D'après Malinas, ces idées correspondent aux lois évolutionnistes de Darwin (65). En ce qui concerne l'innéité, Malinas affirme que Pascal (le personnage) et Zola sont réticents à valider ce principe. Cependant, il souligne que l'auteur en avait besoin, car sinon, une stricte transmission des caractères et tares aurait fait des Rougon-Macquart des monstres pathologiques (67).

Si Zola s'efforce d'imposer les principes de l'hérédité, une science alors naissante, à ses personnages, il a souvent fait l'objet de critiques concernant la naïveté des principes sur lesquels ils sont construits. Malinas, dans son livre Zola et les hérédités imaginaires, dresse un parcours des théories dont Zola s'est servi et conclut que les hérédités chez l'écrivain naturaliste ne sont qu'imaginaires. Zola part d'une documentation médicale incomplète et il "devine" ce que les médecins n'ont su lui expliquer (5).

Il semble que Zola sort préparé à cette critique lorsqu'il affirme dans son dernier volume :

Ah ! ces sciences commençantes, ces sciences où l'hypothèse balbutie et où l'imagination reste maîtresse, elles sont le domaine des poètes autant que des savants ! Les poètes vont en pionniers, à l'avant-garde, et souvent ils découvrent les pays vierges, indiquent les solutions prochaines. (Le Docteur Pascal 126)

S'agissant de la construction des personnages zoliens, il est intéressant de remarquer que l'ancêtre transmettant la tare à partir de laquelle les autres personnages vont en développer d'autres est une femme : Adélaïde Fouque, surnommée Tante Dide, "jetée à la démence", dont procède "toute la lignée, la branche légitime et la branche bâtarde, qui avait poussé de ce tronc, lésé déjà par la névrose" (81). Nous oserons donc dire que Zola fait de cette Tante Dide, l'Ève, l'origine du mal, du vice et du péché. Anna Krakowski soutient en effet que le vice chez Zola est toujours une conséquence des maladies transmises héréditairement par des femmes mais qu'il ne croit pas à la malignité originelle de la femme (55). Si on prend comme exemple Nana, dans L'Assommoir et Nana, celle-ci est décrite comme l'héroïne la plus remplie de vices de tous ses personnages féminins dans la série Rougon-Macquart. Or, dans Le Docteur Pascal, son caractère et ses actes sont attribués à l'influence de l'hérédité ; elle est donc libre de toute culpabilité et de tout jugement. Le fait que Nana appartienne à la lignée des Macquart et non à la lignée de Rougon définit déjà en grande partie son destin, puisque la première correspond à la branche bâtarde où prime l'alcoolisme. Dans L'Assommoir, Nana est décrite dès son enfance comme une fille aux yeux pleins de vice. Si Nana elle-même n'est pas alcoolique, la tare de l'alcool est encore présente en elle. À ce sujet, Malinas prétend que l'alcoolisme héréditaire tel que le présente Zola est une fiction, tout en reconnaissant que "l'alcoolisme familial et les névroses des enfants de foyers d'alcooliques sont des réalités" (116).
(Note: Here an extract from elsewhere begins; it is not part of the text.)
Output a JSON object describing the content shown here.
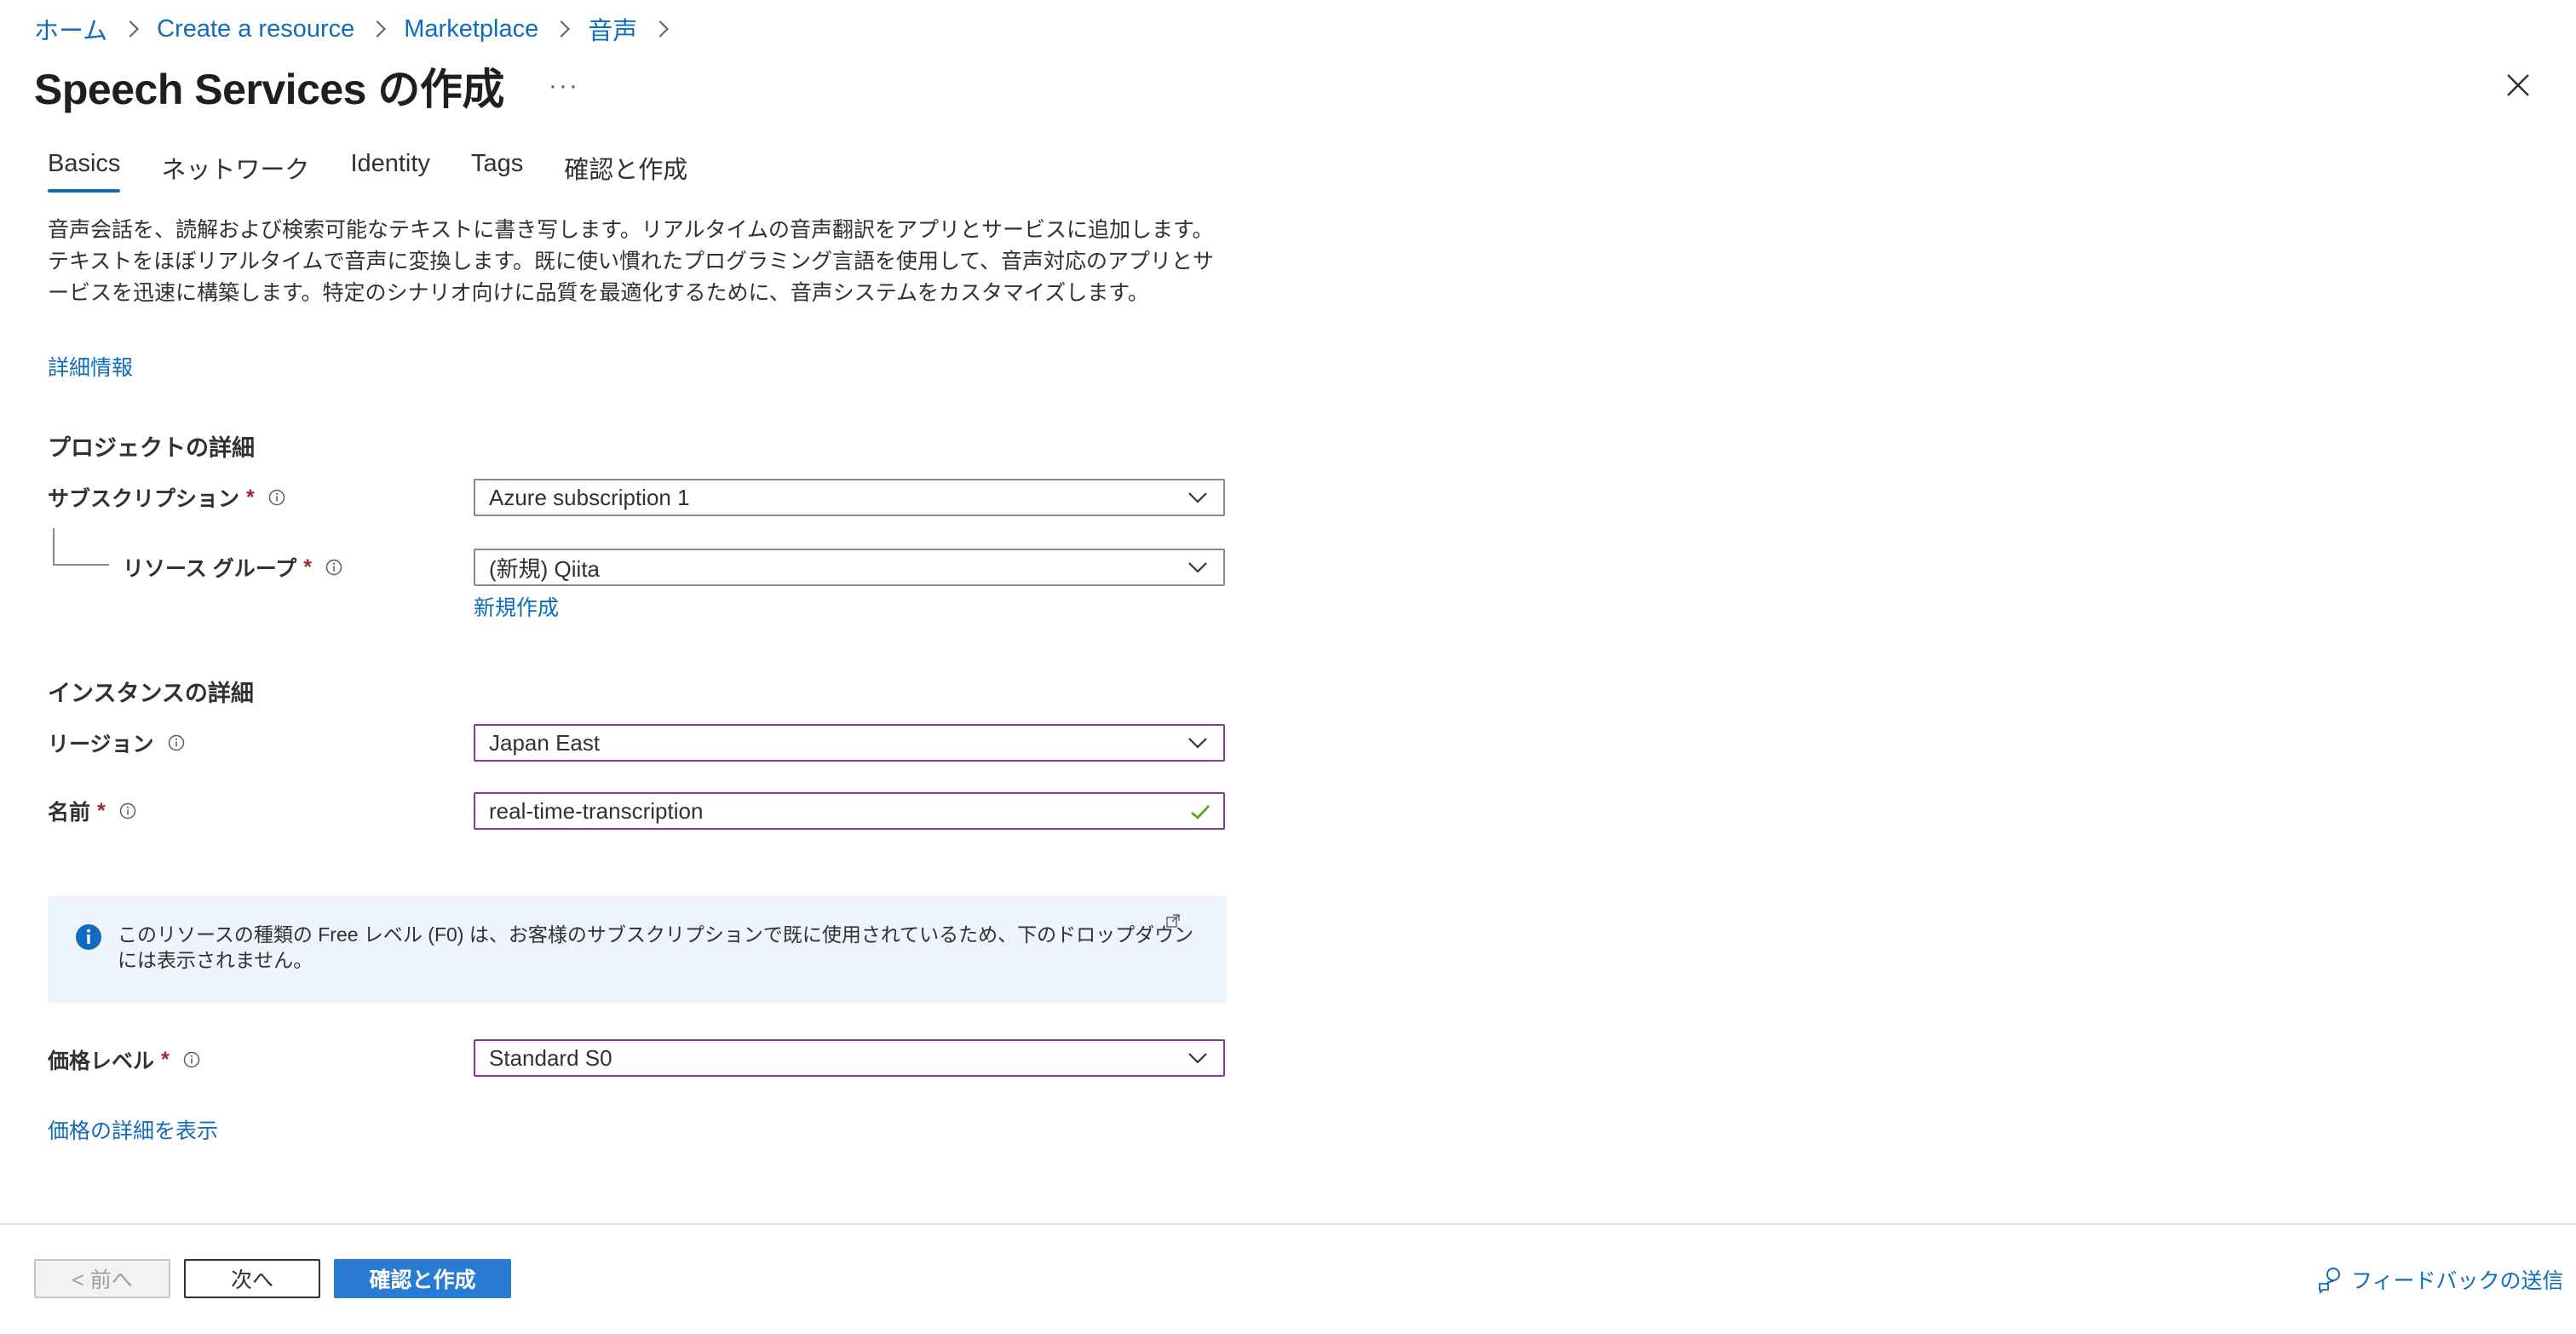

Il apparaît que Zola a voulu montrer comment une tare héréditaire exerce son influence chez n'importe quel type d'individu, le laissant incapable de lutter contre elle. Dans La Joie de vivre, même une héroïne aussi positive que Pauline, qui appartient à la lignée des Rougon, se voit affectée par l'hystérie héréditaire. En dépit de son caractère tranquille et de son dévouement et sa tendresse envers les autres, la tare héréditaire se laisse sentir de temps en temps. Dès son enfance, elle présente des signes d'hystérie et de jalousie, qui se révèlent par des crises de rage et de sauvagerie :

Cachée derrière la remise, l'enfant tenait Mathieu [le chien de la famille] acculé contre le mur, et hors d'elle, emportée par un accès fou de sauvagerie, elle lui tapait sur le crâne de toute la force de ses petits poings [...] Il semblait de ces violences jalouses lui vinssent de loin, de quelque aïeul materne, par-dessus le bel équilibre de sa mère et de son père. (53)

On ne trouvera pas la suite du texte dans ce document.